DoorDash’s principles and processes for democratizing Machine Learning
Six months ago I joined DoorDash as their first Head of Data Science and Machine Learning. One of my first tasks was to help decide how we should organize machine learning (ML) teams in order for us to reap the maximum benefit from this wonderful technology. You can learn more about some of the current use cases of ML at DoorDash at our blog here. Having spent some time at previous technology companies and spoken to many more, I was acutely aware of many of the challenges that come up.Challenges
- ML is poorly defined: Is a linear regression in Excel ML? What about a toy random forest in a local Jupyter notebook? Where is the line between analytics and ML?
- ML needs Engineering and Science: ML at technology companies requires performant optimal decision-making.
- ML advances rapidly: Even over just the last five years we have seen modeling approaches and platforms and languages change almost every 18 months.
- ML is trendy: many people view ML as magic and so everyone wants to work on it.
Vision
Build data-driven software for advanced measurement and optimization
Principles
- Democracy: everyone can build and run an ML model given sufficient tooling and guidance.
- Talent: we want to attract and grow the best business-impact focused ML practitioners.
- Speed: if a cost-effective third party ML solution already exists then we should use it.
- Sufficiency: if a function (typically Engineering) can implement a good-enough ML solution unaided then they should do so.
- Incrementality: if a function (typically Data Science) can add enough incremental value to an ML solution then they should do so.
- Accountability: each ML solution has a single technical lead acting as the technical decision-maker.
Organization
- Reporting lines: ML Engineers report to Engineering managers and ML Data Scientists report to DS managers. ML Infrastructure reports into the central Data Platform team.
- Hiring: Job descriptions and hiring processes for ML Engineers and ML Data Scientists are reviewed and approved by ML Council.
- Technology: Strong investment in a centralized ML platform by Data Platform (workflow, provisioning, orchestration, feature stores, common data preparation, validation, quality checks, monitoring, etc.). Potential ML infrastructure technology (build/buy) decisions reviewed and approved by ML Council.
- Execution:
- Any person(s) at the company can identify a use case for ML and draft a proposal (business problem, estimated impact versus build / maintenance cost, solution, team composition, single technical lead).

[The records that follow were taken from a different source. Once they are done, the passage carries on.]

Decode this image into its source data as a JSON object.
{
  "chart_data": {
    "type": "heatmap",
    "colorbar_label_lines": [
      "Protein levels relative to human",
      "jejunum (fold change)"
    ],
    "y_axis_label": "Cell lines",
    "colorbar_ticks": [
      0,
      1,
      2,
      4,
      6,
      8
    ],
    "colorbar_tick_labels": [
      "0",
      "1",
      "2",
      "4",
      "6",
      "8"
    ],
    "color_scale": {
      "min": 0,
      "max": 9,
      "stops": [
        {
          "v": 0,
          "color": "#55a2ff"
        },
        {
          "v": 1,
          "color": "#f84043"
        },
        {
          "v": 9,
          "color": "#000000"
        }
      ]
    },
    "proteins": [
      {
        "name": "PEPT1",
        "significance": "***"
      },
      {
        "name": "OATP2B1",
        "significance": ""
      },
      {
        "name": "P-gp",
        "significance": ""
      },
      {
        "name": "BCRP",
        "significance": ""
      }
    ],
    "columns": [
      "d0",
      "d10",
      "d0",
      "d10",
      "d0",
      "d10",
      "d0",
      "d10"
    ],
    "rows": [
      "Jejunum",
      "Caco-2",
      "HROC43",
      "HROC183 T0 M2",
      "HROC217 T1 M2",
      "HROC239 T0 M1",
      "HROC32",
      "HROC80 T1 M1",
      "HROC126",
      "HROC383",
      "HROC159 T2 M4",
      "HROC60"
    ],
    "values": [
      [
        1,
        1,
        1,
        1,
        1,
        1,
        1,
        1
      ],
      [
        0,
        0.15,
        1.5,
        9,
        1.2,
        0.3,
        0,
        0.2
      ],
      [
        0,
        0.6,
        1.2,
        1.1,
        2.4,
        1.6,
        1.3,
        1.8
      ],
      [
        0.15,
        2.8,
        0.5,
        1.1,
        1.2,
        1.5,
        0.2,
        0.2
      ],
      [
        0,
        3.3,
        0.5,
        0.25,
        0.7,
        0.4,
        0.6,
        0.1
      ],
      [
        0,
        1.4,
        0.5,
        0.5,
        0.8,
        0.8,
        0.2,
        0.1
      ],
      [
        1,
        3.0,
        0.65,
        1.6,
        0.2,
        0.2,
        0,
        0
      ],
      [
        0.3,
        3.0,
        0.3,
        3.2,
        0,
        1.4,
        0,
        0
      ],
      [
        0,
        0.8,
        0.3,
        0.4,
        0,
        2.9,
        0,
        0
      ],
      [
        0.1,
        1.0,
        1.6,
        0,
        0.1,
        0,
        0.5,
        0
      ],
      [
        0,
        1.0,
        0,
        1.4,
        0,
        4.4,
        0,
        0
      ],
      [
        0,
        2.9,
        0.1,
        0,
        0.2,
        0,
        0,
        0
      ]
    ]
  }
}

- The proposal is reviewed, amended, and approved by the pod’s / vertical’s cross-functional leads (PM, EM, DS Manager, Analytics Manager, etc.). The leads should approve the business problem, prioritization, and impact / cost.
- The proposal is reviewed, amended, and approved by the ML Council.
- All steps of the review will be transparent: ML Council and ML practitioners will meet weekly at ‘ML Review’ to review items and debate next steps. Decisions will be made at this ML Review and notes will be taken and emailed to all interested folks.
ML Council
- Composition: the ML Council is composed of a group of experienced ML practitioners across the company, typically senior Engineering ML, Data Science ML, and Infrastructure ML folks. It is led by the ML Council Chair, who serves as the decision-maker for escalations. Rotates on some cadence e.g. every 12 months
- Role: the role of the ML Council is to:
- provide balance between project-specific variability vs company wide uniformity, so that we are efficient as a company
- review and give feedback on all of new ML applications
- facilitate the cross-pollination of ideas and solutions
- create better visibility into common pieces (to feed into infra)
- encourage more proactive communication of data sources and solutions.
- Responsibility: Typically the ML Council should ensure that if production performance is the biggest blocker to success then the tech lead is an ML Engineer. Otherwise if statistical performance is the biggest blocker to success then the tech lead is a Data Scientist. The ML Council should check solutions have enough support and where possible are part of the long term ML platform investment.
- Autonomy: If the ML Council disagrees on the solution / team / lead, then the ML Council Chair tie-breaks and makes a decision.